First, then, the roar. Then a soupçon of whimsicality: alas for this badly-ordered world where men so well-equipped to be friends must be enemies. Finally, the hard offer.
Our friend the telephone-tapper was offered a retaining fee by the Communist Party, and their provisional trust, on condition that he stayed where he was, working for the other side. Of course, what else had he expected? Nor should he have felt insulted, for in such ways are the double agents born, those rare men at an altogether higher level in the hierarchies of espionage than he could ever aspire to reach. But his finer feelings had been hurt by the offer of money, and he refused. He went off and suffered for a week or so, deciding that he really did have to leave his job with the Secret Police – an accurate name for what he was working for, though of course the name it went under was much blander. He returned to the Secretary in order to ask for the second time to become just a rank and file Communist Party member. This time there was no roar of laughter, not even a chuckle, but the frank (and equally obligatory) I-am-concealing-nothing statement of the position. Which was that he surely must be able to see their point of view – the Communist Party’s. With a toehold in the enemy camp (a delicate way of describing his salary and his way of life) he could be of real use. To stay where he was could be regarded as a real desire to serve the People’s Cause.
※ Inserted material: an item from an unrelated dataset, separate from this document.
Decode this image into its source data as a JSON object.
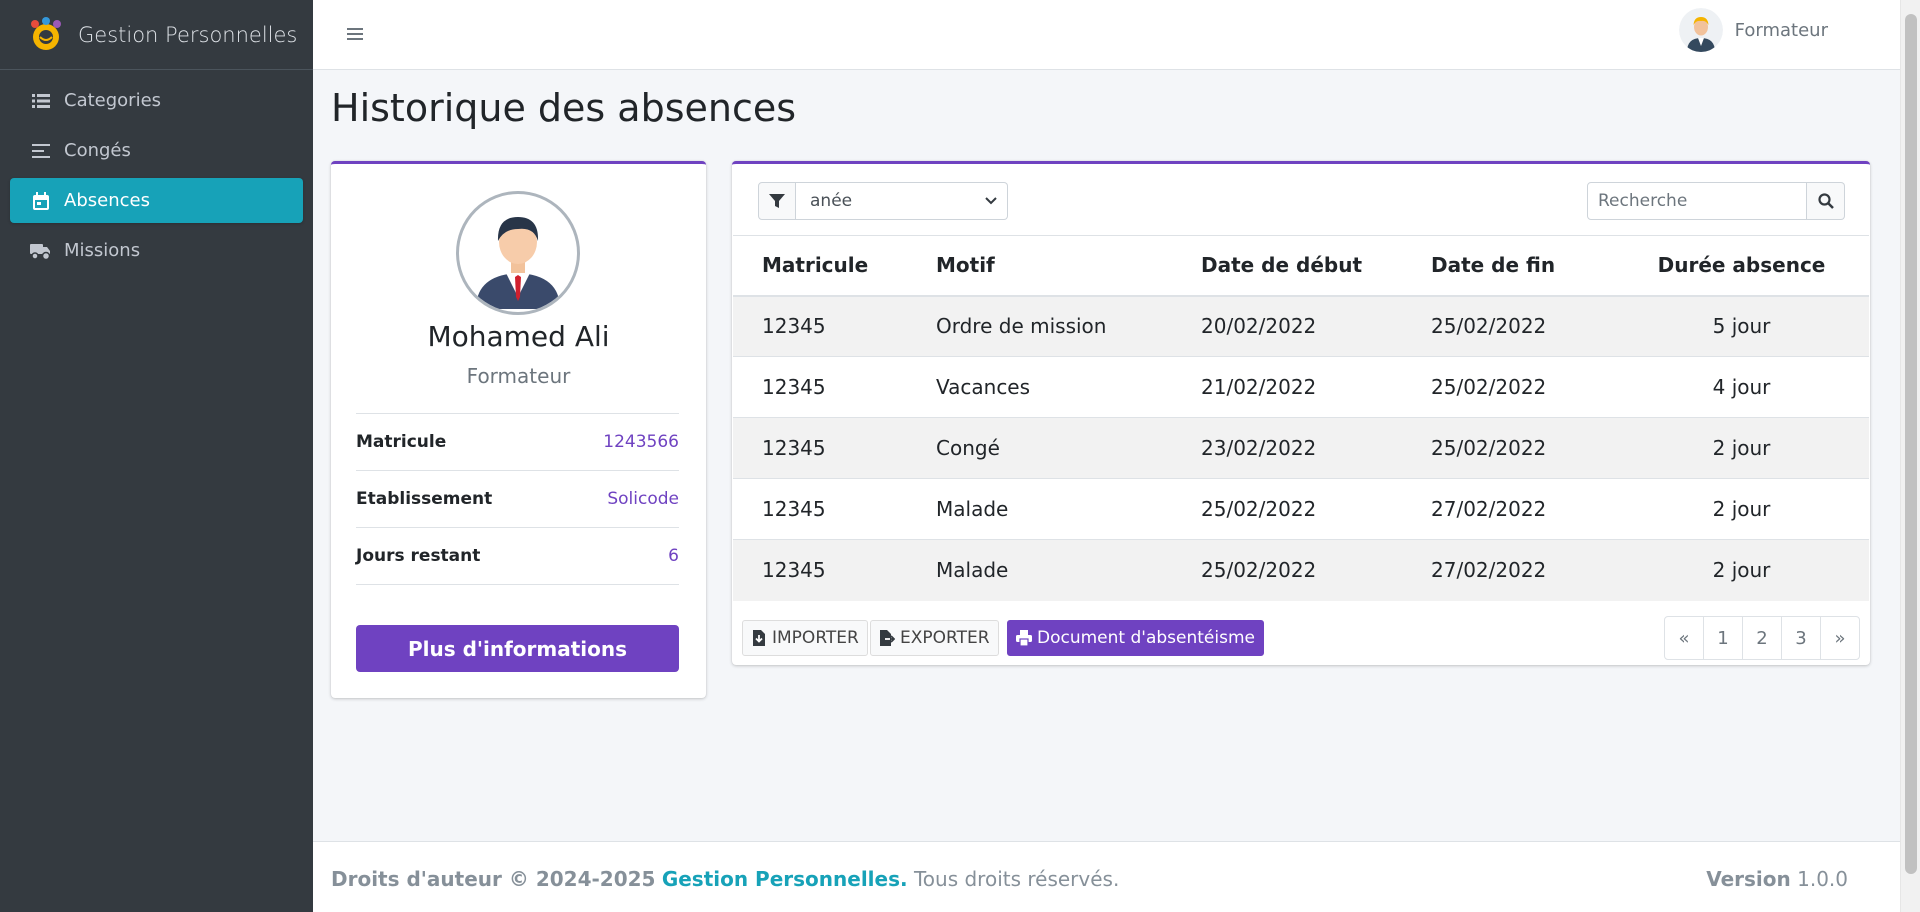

To leave altogether, becoming just honest John Smith, might satisfy his conscience (a subjective and conditioned organ as he must surely know by now if he had read those pamphlets properly) but would leave behind him an image of the capricious, or even the unreliable. What had he planned to tell his employers? ‘I am tired of tapping telephones, it offends me!’ Or: ‘I regard this as an immoral occupation!’ – when he had done nothing else for years? Come, come, he hadn’t thought it out. He would certainly be under suspicion for ever more by his ex-employers. And of course he could not be so innocent, after so long spent in that atmosphere of vigilance and watchfulness not to expect the communists to keep watch on himself? No, his best course would be to stay exactly where he was, working even harder at tapping telephones. If not, then his frank advice (the Secretary’s) could only be that he must become an ordinary citizen, as far from any sort of politics as possible, for his own sake, the sake of the Service he had left, and the sake of the Communist Party -which of course they believed he now found his spiritual home.